4. Si la relation de confiance médecin-patient est essentielle dans tout traitement, cette relation de confiance peut aussi être sapée par le fait, pour le médecin, de ne pas porter à la connaissance du patient l'information nécessaire à propos des risques liés à la conduite d'un véhicule alors qu'il estime que son patient n'est pas en état de conduire.

Le Conseil national est d'avis que le devoir déontologique de chaque médecin est d'informer le patient de la répercussion d'une affection constatée, sur ses facultés de conduite d'un véhicule. En fonction du degré de risque, de l'effet attendu de l'information sur le comportement du patient et de la relation de confiance avec ce dernier, le psychiatre traitant devra choisir, pour informer son patient, parmi les différentes manières précitées de le faire.

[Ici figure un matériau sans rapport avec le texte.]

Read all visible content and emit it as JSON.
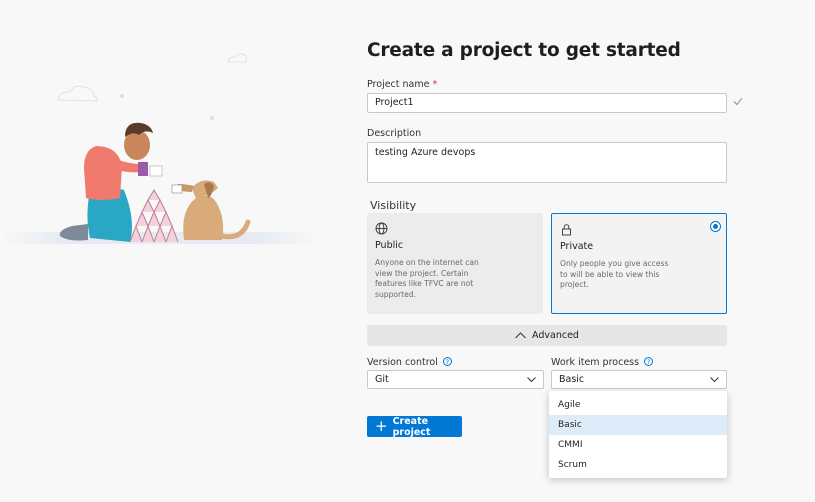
{
  "page": {
    "title": "Create a project to get started"
  },
  "form": {
    "project_name": {
      "label": "Project name",
      "required_mark": "*",
      "value": "Project1"
    },
    "description": {
      "label": "Description",
      "value": "testing Azure devops"
    },
    "visibility": {
      "label": "Visibility",
      "options": [
        {
          "title": "Public",
          "description": "Anyone on the internet can view the project. Certain features like TFVC are not supported.",
          "icon": "globe-icon",
          "selected": false
        },
        {
          "title": "Private",
          "description": "Only people you give access to will be able to view this project.",
          "icon": "lock-icon",
          "selected": true
        }
      ]
    },
    "advanced_label": "Advanced",
    "version_control": {
      "label": "Version control",
      "value": "Git"
    },
    "work_item_process": {
      "label": "Work item process",
      "value": "Basic",
      "options": [
        "Agile",
        "Basic",
        "CMMI",
        "Scrum"
      ],
      "highlighted": "Basic"
    },
    "create_button": "Create project"
  },
  "colors": {
    "accent": "#0078d4",
    "background": "#f8f8f8",
    "required": "#c4314b",
    "option_highlight": "#deecf9"
  }
}
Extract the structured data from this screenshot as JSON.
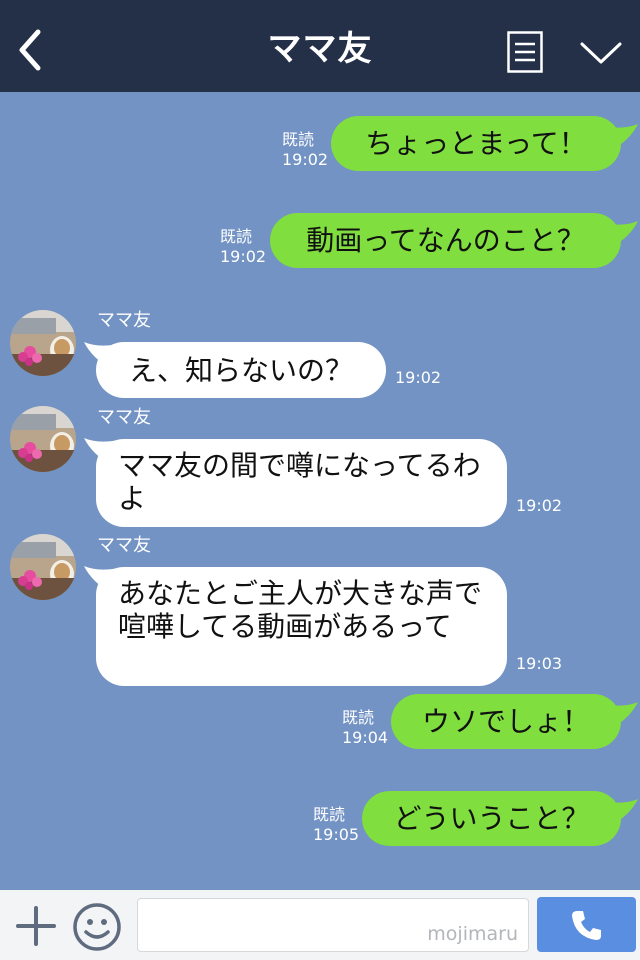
{
  "header": {
    "title": "ママ友",
    "back_icon": "back-arrow-icon",
    "menu_icon": "menu-icon",
    "expand_icon": "chevron-down-icon",
    "background": "#243048"
  },
  "chat": {
    "background": "#7293c3",
    "outgoing_color": "#80de3e",
    "incoming_color": "#ffffff",
    "messages": [
      {
        "direction": "out",
        "text": "ちょっとまって！",
        "read": "既読",
        "time": "19:02"
      },
      {
        "direction": "out",
        "text": "動画ってなんのこと？",
        "read": "既読",
        "time": "19:02"
      },
      {
        "direction": "in",
        "sender": "ママ友",
        "text": "え、知らないの？",
        "time": "19:02"
      },
      {
        "direction": "in",
        "sender": "ママ友",
        "text": "ママ友の間で噂になってるわよ",
        "time": "19:02"
      },
      {
        "direction": "in",
        "sender": "ママ友",
        "text": "あなたとご主人が大きな声で喧嘩してる動画があるって",
        "time": "19:03"
      },
      {
        "direction": "out",
        "text": "ウソでしょ！",
        "read": "既読",
        "time": "19:04"
      },
      {
        "direction": "out",
        "text": "どういうこと？",
        "read": "既読",
        "time": "19:05"
      }
    ]
  },
  "footer": {
    "plus_icon": "plus-icon",
    "emoji_icon": "smiley-icon",
    "input_value": "",
    "watermark": "mojimaru",
    "call_icon": "phone-icon",
    "call_button_color": "#5a8ee0"
  }
}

Une copie de cet avis est transmise à :

  • Madame M. AELVOET, ministre de la Protection de la consommation, de la Santé publique et de l'Environnement
  • Monsieur C. DECOSTER, Directeur général de l'Administration des soins de santé - Ministère des Affaires sociales, de la Santé publique et de l'Environnement
  • Monsieur le Docteur M. MOENS, Association belge des syndicats médicaux
  • Monsieur le Professeur CREVITS, Neuropsychiatres flamands
  • Monsieur le Docteur P. LIEVENS, Association professionnelle des neurologues et des psychiatres belges.

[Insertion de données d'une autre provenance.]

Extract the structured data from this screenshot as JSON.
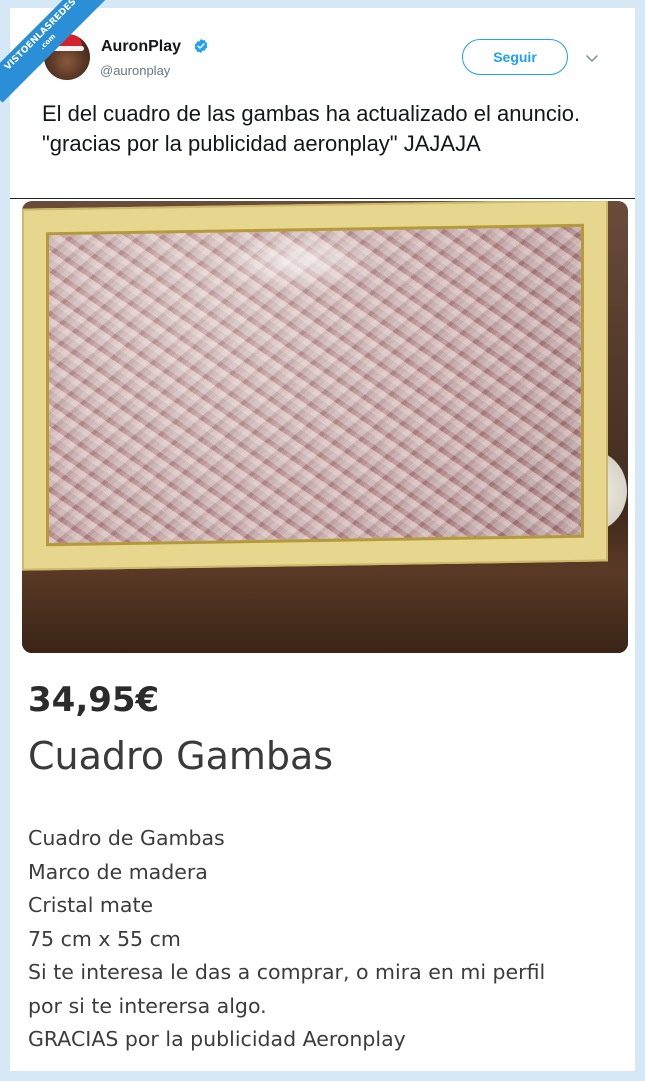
{
  "watermark": {
    "line1": "VISTOENLASREDES",
    "line2": ".com"
  },
  "author": {
    "name": "AuronPlay",
    "handle": "@auronplay",
    "verified": true
  },
  "follow_button": {
    "label": "Seguir"
  },
  "tweet": {
    "text": "El del cuadro de las gambas ha actualizado el anuncio. \"gracias por la publicidad aeronplay\" JAJAJA"
  },
  "listing": {
    "price": "34,95€",
    "title": "Cuadro Gambas",
    "description": [
      "Cuadro de Gambas",
      "Marco de madera",
      "Cristal mate",
      "75 cm x 55 cm",
      "Si te interesa le das a comprar, o mira en mi perfil",
      "por si te interersa algo.",
      "GRACIAS por la publicidad Aeronplay"
    ]
  },
  "colors": {
    "accent": "#1da1f2",
    "verified_badge": "#1da1f2",
    "page_bg": "#d6e8f5",
    "banner": "#2a8fd6"
  }
}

Avis du Conseil national du 16 avril 1994

Nous référant à notre lettre du 19 février 1994 (réf. 25339/RS/25057), nous avons l'honneur de vous faire savoir que le Conseil national a poursuivi, en sa séance du 16 avril 1994, l'examen de votre lettre du 10 février 1994, et annexes (vos réf.: D2/1.4.2/CEE/115/MS), relative à l'adaptation de la réglementation belge à l'annexe III de la Directive 91/439/CEE du 29 juillet 1991 concernant le permis de conduire.

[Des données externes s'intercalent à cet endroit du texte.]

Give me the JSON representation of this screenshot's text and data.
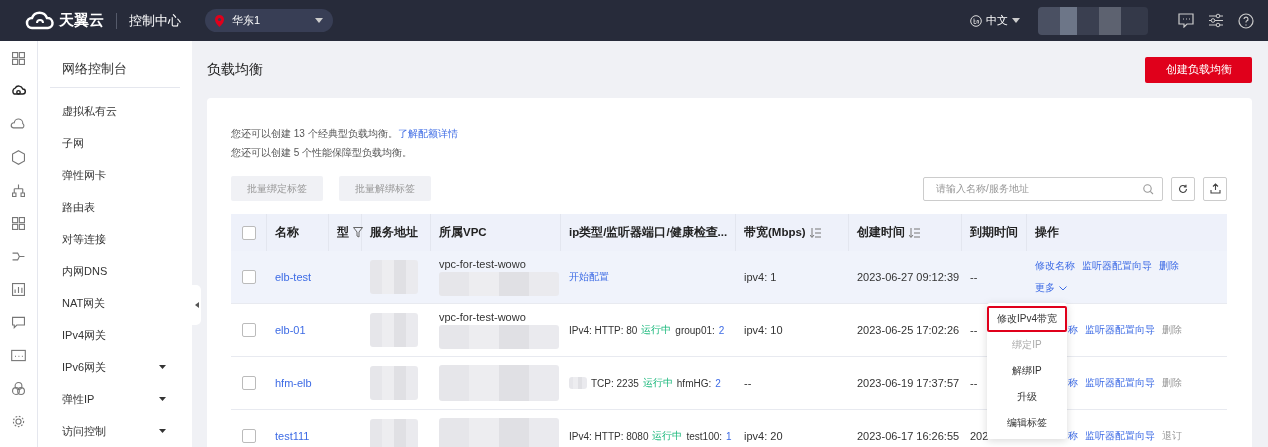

Le Conseil national de l'Ordre des médecins met l'accent sur la nécessité de respecter le secret professionnel médical, et la vie privée du candidat, dans chaque phase se rapportant à l'appréciation de l'aptitude physique et mentale à la conduite, et souligne que toute correspondance doit être adressée à ou émaner du médecin du service médical central, dont le nom doit être communiqué au médecin examinateur.

Le médecin examinateur ne peut être le médecin traitant (médecin de famille) du candidat puisqu'il s'agit d'un examen d'expertise.

Il n'entre pas dans les compétences du Conseil national de l'Ordre des médecins de se prononcer sur les critères médicaux qui sont proposés.

Le Conseil national ne peut se prononcer sur les documents destinés à recevoir les constatations du médecin examinateur omnipraticien ou spécialiste, auxquels renvoie le document 3, étant donné qu'ils ne lui ont pas été transmis.

Avis du Conseil national du 21 mars 1992

Le Conseil national a, en sa séance du 21 mars 1992, pris connaissance de votre lettre du 4 février 1992 relative à "l'autorisation de violer le secret médical vis à vis du Procureur du Roi lorsqu'un patient présente une affection qui le rend inapte à la conduite automobile".

Il renvoie à son avis du 15 décembre 1990, publié au Bulletin Officiel n° 51 mars 1991.

Pour rappel : Avis du 15 décembre 1990 :

Le Conseil national approuve votre projet de réponse moyennant modification de l'avant-pénultième alinéa comme suit :

"En conséquence, si vous estimez en conscience que cette personne est susceptible de provoquer des accidents avec toutes les conséquences graves pour elle même ou pour des tiers, cet "état de nécessité" peut justifier que vous communiquiez au procureur du Roi vos doutes quant à la capacité de conduire de cette personne".